Vous me pardonnerez de reparler du Conseil constitutionnel puisque ce n'est que pour vous remercier de vos propos à son sujet. Je crois être la seule en France à m'étonner, dans mon manuel de droit constitutionnel, de ce qu'en bientôt cinquante-sept ans cette institution n'ait connu que sept ans d'alternance politique. Et vous n'imaginez pas les foudres que je m'attire de la part de presque tous mes collègues, y compris ceux qui sont censés avoir l'esprit ouvert, parce que j'ai l'inconvenance de dire que les juges ne deviennent pas des anges dès qu'ils entrent dans la rue Montpensier ! Ils ne deviennent pas apolitiques, ils conservent leurs opinions : cette idée parfaitement banale aux États-Unis ou en Allemagne est un vrai tabou, y compris pour la doctrine, parmi les professeurs d'université. S'il vous plaît, continuez donc à parler comme vous le faites !

En ce qui concerne les problèmes de compétence, je vous rejoins entièrement. Comment y remédier ?

S'agissant du personnel du Conseil constitutionnel, il me semble que, comme l'a proposé Bastien François, ses membres devraient avoir leurs propres assistants afin que les services ne soient pas entièrement contrôlés par le secrétaire général, qui croit souvent incarner le Conseil constitutionnel à lui seul.

Les opinions dissidentes, ou divergentes, sont effectivement essentielles. À cet égard encore, le fonctionnement du Conseil constitutionnel est très présidentialiste.

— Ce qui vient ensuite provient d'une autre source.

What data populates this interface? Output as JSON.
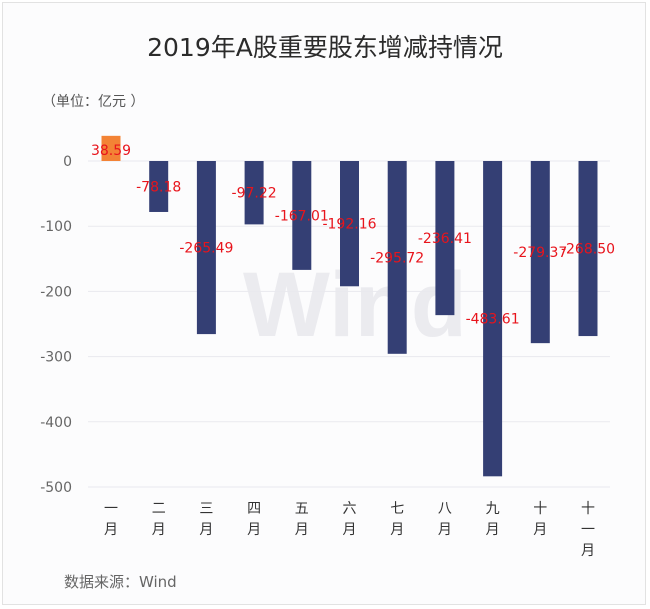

En ce qui concerne les juridictions judiciaires, j'aimerais évoquer, parce que je suis femme, le problème de la féminisation. Les professions judiciaires en souffrent car elles sont d'autant moins bien défendues ; nous ne sommes pas très douées pour cela, en effet, peut-être par dévouement excessif à la cause publique.

Quelles réformes du Conseil supérieur de la magistrature proposeriez-vous ?

La réduction de la collégialité dans de nombreux domaines depuis plusieurs années est-elle un problème ?

Quelles réformes proposeriez-vous concernant le Conseil d'État ?

Enfin, si je vous approuve quant à l'effectivité de la justice, la notion de justiciabilité n'en pose pas moins quelques problèmes, car il est très à la mode de soutenir que certains droits ne seraient pas justiciables parce qu'ils ne sont pas invocables en justice. Ce serait le cas, pour toute une partie de la doctrine, de la Charte de l'environnement. Il me paraît donc important de bien distinguer la validité des normes et leur effectivité, l'existence des règles et le fait de les respecter.